Legislators are rightfully turning to the Congressional Review Act (CRA) when seeking to block harmful regulation. After all, it does make it easier for Congress to consider and enact legislation to reject agency rules (which can include guidance) due to the CRA’s helpful procedural provisions (e.g. it can avoid a filibuster in the Senate).
But the CRA has limitations. President Biden will veto any bill that rejects his own administration’s regulations. Further, the CRA only applies to rules once they have been finalized.
Legislators need to act sooner to address costly and harmful energy and environmental regulation, thereby providing Congress more opportunities to address these rules. Plus, they need to have more feasible ways to get something enacted into law.
This is where the appropriations process comes in, and specifically policy riders in spending legislation, which is “must-pass legislation.” Legislators should withhold funding for the development of specific proposed rules and other agency actions, such as guidance, which are of concern.
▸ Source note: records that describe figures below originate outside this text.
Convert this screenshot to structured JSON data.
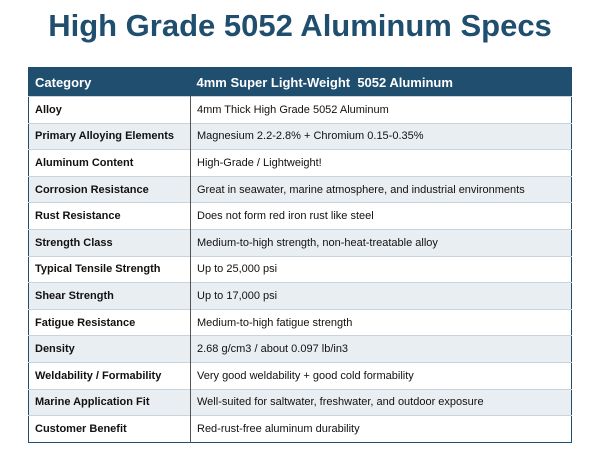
{
  "header": {
    "title": "High Grade 5052 Aluminum Specs"
  },
  "table": {
    "columns": [
      "Category",
      "4mm Super Light-Weight  5052 Aluminum"
    ],
    "rows": [
      [
        "Alloy",
        "4mm Thick High Grade 5052 Aluminum"
      ],
      [
        "Primary Alloying Elements",
        "Magnesium 2.2-2.8% + Chromium 0.15-0.35%"
      ],
      [
        "Aluminum Content",
        "High-Grade / Lightweight!"
      ],
      [
        "Corrosion Resistance",
        "Great in seawater, marine atmosphere, and industrial environments"
      ],
      [
        "Rust Resistance",
        "Does not form red iron rust like steel"
      ],
      [
        "Strength Class",
        "Medium-to-high strength, non-heat-treatable alloy"
      ],
      [
        "Typical Tensile Strength",
        "Up to 25,000 psi"
      ],
      [
        "Shear Strength",
        "Up to 17,000 psi"
      ],
      [
        "Fatigue Resistance",
        "Medium-to-high fatigue strength"
      ],
      [
        "Density",
        "2.68 g/cm3 / about 0.097 lb/in3"
      ],
      [
        "Weldability / Formability",
        "Very good weldability + good cold formability"
      ],
      [
        "Marine Application Fit",
        "Well-suited for saltwater, freshwater, and outdoor exposure"
      ],
      [
        "Customer Benefit",
        "Red-rust-free aluminum durability"
      ]
    ]
  }
}
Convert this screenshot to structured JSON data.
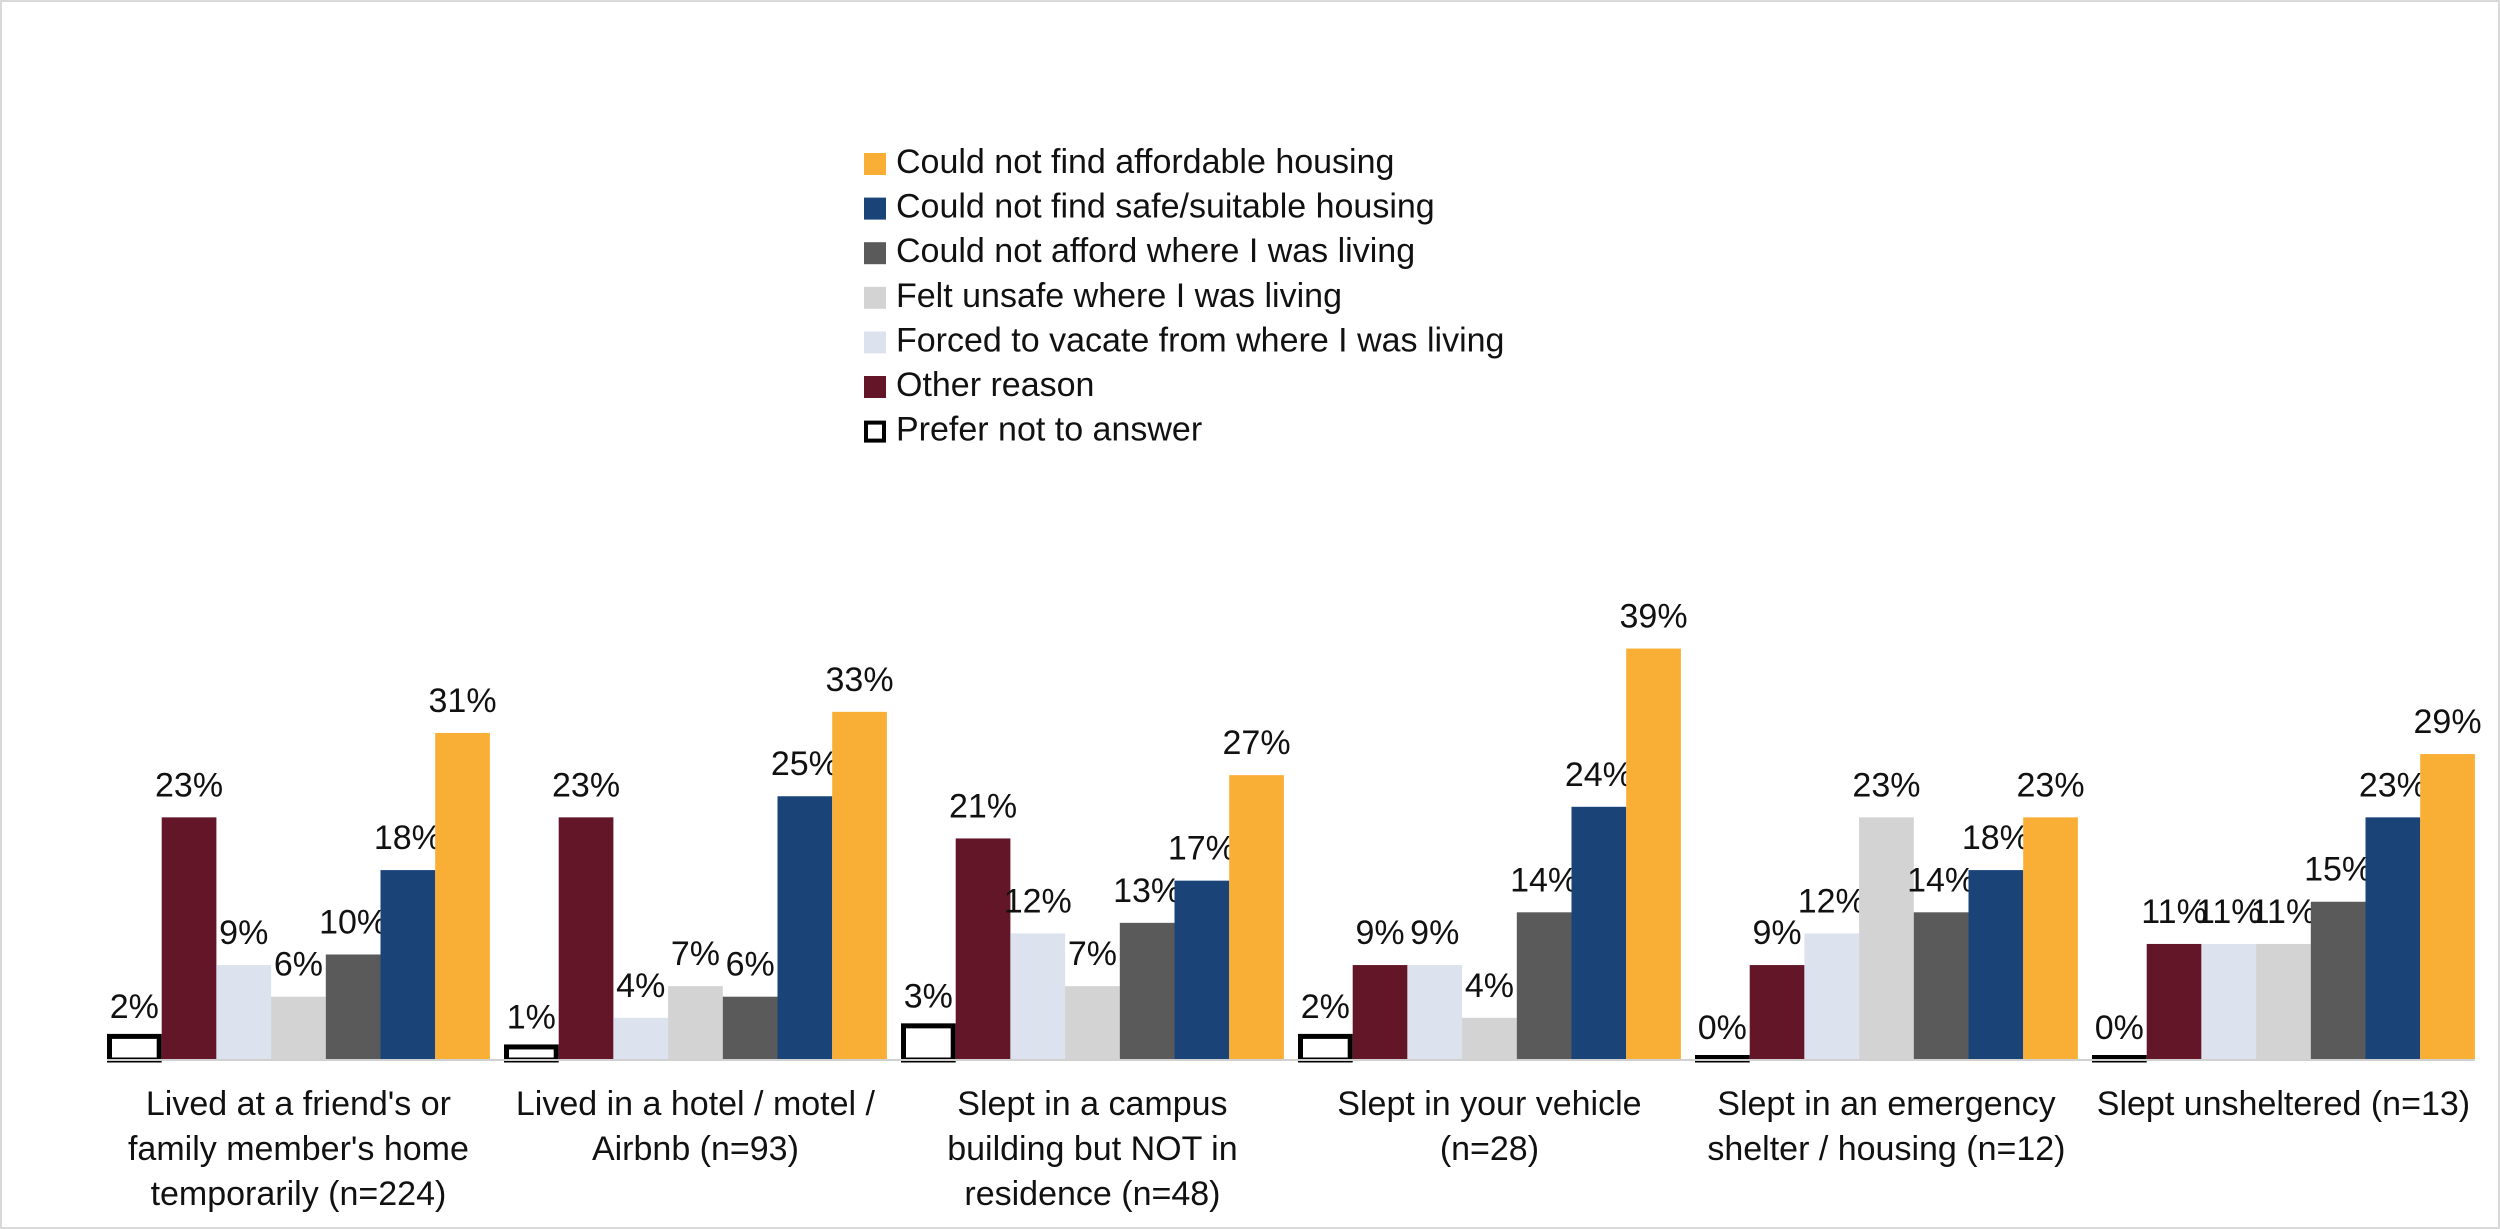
{
  "chart_data": {
    "type": "bar",
    "categories": [
      "Lived at a friend's or family member's home temporarily (n=224)",
      "Lived in a hotel / motel / Airbnb (n=93)",
      "Slept in a campus building but NOT in residence (n=48)",
      "Slept in your vehicle (n=28)",
      "Slept in an emergency shelter / housing (n=12)",
      "Slept unsheltered (n=13)"
    ],
    "series": [
      {
        "name": "Could not find affordable housing",
        "color": "#f9ae35",
        "values": [
          31,
          33,
          27,
          39,
          23,
          29
        ],
        "value_labels": [
          "31%",
          "33%",
          "27%",
          "39%",
          "23%",
          "29%"
        ]
      },
      {
        "name": "Could not find safe/suitable housing",
        "color": "#1a4478",
        "values": [
          18,
          25,
          17,
          24,
          18,
          23
        ],
        "value_labels": [
          "18%",
          "25%",
          "17%",
          "24%",
          "18%",
          "23%"
        ]
      },
      {
        "name": "Could not afford where I was living",
        "color": "#5a5a5a",
        "values": [
          10,
          6,
          13,
          14,
          14,
          15
        ],
        "value_labels": [
          "10%",
          "6%",
          "13%",
          "14%",
          "14%",
          "15%"
        ]
      },
      {
        "name": "Felt unsafe where I was living",
        "color": "#d3d3d3",
        "values": [
          6,
          7,
          7,
          4,
          23,
          11
        ],
        "value_labels": [
          "6%",
          "7%",
          "7%",
          "4%",
          "23%",
          "11%"
        ]
      },
      {
        "name": "Forced to vacate from where I was living",
        "color": "#dce3ee",
        "values": [
          9,
          4,
          12,
          9,
          12,
          11
        ],
        "value_labels": [
          "9%",
          "4%",
          "12%",
          "9%",
          "12%",
          "11%"
        ]
      },
      {
        "name": "Other reason",
        "color": "#621628",
        "values": [
          23,
          23,
          21,
          9,
          9,
          11
        ],
        "value_labels": [
          "23%",
          "23%",
          "21%",
          "9%",
          "9%",
          "11%"
        ]
      },
      {
        "name": "Prefer not to answer",
        "color": "#ffffff",
        "edgecolor": "#000000",
        "values": [
          2,
          1,
          3,
          2,
          0,
          0
        ],
        "value_labels": [
          "2%",
          "1%",
          "3%",
          "2%",
          "0%",
          "0%"
        ]
      }
    ]
  }
}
Legislators certainly shouldn’t be giving money for agencies to ignore the will of Congress, ban or severely limit the availability of goods (e.g. gas stoves), effectively prohibit how businesses operate (e.g. coal-fired power plants), or impose their own preferences on consumers.
Members of Congress need to use every tool in their arsenal to push back against the Biden administration’s extreme environmental regulatory agenda. This should start with making it a matter of routine to insert riders in spending bills to ensure that Congress isn’t funding the administration’s extreme environmental rules.